In the Markt of Nordhausen is the three-story Old Town Hall (1360; rebuilt in Late Renaissance style 1610; restored after 1945), with an arcade on the ground floor and a staircase tower topped by a double lantern.
On the west side is a figure of Roland (1717), a symbol of municipal authority since at least 1411, on the east side a memorial (by J. von Woyski) to the victims of air raids on the town in 1945.
Of Nordhausen's few surviving burghers' houses, the most interesting are a half-timbered house of 1500 at Barfüsserstrasse 6, one of the finest secular buildings in the town; the Finkenburg, a Gothic half-timbered building (c. 1550) on the Wassertreppe; and a half-timbered house of Lower Saxon type (c. 1550) at Domstrasse 12.
At Alexander-Puschkin-Strasse 31 in Nordhausen is the Meyenburg Museum (local finds of the prehistoric and early historical periods, results of research on the old town, furniture, porcelain, tomb brasses and coins; small ethnographic collection).
The parish church of St Blaise (15th c.) in Nordhausen, a Late Gothic hall-church with groined vaulting, has a Late Romanesque west work with two octagonal towers; fine pulpit of 1592.

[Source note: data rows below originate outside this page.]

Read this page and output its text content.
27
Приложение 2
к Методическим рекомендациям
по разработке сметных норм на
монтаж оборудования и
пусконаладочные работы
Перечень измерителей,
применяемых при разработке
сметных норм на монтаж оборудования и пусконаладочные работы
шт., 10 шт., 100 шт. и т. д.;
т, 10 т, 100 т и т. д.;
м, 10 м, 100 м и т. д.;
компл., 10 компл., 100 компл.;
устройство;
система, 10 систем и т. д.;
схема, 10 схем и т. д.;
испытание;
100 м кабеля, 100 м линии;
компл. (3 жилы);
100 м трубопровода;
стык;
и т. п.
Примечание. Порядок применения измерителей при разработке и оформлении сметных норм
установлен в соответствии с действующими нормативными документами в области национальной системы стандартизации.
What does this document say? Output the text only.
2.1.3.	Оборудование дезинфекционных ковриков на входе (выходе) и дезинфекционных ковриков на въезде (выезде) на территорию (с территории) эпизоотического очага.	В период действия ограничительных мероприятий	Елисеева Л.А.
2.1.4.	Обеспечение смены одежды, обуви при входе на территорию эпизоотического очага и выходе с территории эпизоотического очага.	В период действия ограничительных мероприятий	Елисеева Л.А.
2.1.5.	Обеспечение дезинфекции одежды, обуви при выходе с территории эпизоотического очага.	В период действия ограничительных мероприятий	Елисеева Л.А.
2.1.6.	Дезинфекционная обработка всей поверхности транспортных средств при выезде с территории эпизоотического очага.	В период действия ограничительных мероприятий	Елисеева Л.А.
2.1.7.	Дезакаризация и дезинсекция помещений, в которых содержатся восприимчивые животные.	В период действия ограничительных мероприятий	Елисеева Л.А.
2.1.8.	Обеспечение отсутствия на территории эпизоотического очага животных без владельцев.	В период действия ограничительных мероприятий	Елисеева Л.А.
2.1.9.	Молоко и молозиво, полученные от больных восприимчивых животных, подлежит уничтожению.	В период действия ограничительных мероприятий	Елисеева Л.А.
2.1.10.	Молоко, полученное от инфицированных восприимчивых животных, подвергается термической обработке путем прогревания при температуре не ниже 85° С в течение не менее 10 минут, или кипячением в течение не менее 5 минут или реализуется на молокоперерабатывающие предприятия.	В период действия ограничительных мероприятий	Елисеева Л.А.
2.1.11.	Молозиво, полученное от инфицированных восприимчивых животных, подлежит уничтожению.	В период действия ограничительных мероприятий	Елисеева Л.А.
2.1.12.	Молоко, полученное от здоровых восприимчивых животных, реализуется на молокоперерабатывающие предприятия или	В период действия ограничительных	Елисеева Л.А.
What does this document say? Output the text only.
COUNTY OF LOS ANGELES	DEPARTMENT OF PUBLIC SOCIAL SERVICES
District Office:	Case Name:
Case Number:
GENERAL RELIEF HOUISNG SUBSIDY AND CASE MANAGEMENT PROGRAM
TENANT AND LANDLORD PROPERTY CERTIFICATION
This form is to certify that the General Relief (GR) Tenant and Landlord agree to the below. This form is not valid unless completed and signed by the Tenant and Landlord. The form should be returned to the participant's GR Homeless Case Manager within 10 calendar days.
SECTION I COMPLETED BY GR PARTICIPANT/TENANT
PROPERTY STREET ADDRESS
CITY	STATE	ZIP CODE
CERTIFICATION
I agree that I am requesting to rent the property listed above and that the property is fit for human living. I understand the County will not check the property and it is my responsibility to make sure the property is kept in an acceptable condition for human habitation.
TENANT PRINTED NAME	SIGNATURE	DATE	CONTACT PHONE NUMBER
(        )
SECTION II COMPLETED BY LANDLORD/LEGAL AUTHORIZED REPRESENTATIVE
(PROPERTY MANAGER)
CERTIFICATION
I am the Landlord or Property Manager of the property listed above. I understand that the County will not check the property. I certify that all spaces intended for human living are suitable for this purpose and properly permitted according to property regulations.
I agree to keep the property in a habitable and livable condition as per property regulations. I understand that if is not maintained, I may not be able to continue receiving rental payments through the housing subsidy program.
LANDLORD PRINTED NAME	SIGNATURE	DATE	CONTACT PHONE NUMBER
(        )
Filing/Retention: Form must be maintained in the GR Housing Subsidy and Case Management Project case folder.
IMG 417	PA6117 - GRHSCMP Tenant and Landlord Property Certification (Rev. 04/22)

The Cathedral of the Holy Cross in Nordhausen, founded by Queen Mathilde in 962 as the church of a nunnery which in 1220 was converted by the Emperor Frederick II into a house of secular canons, is a Gothic hall-church (14thC.) with reticulated vaulting (16th C.) and octagonal pillars. It has a finely furnished interior, with a Baroque high altar (1726), 14th and 15th C grave-slabs and a tabernacle of 1455.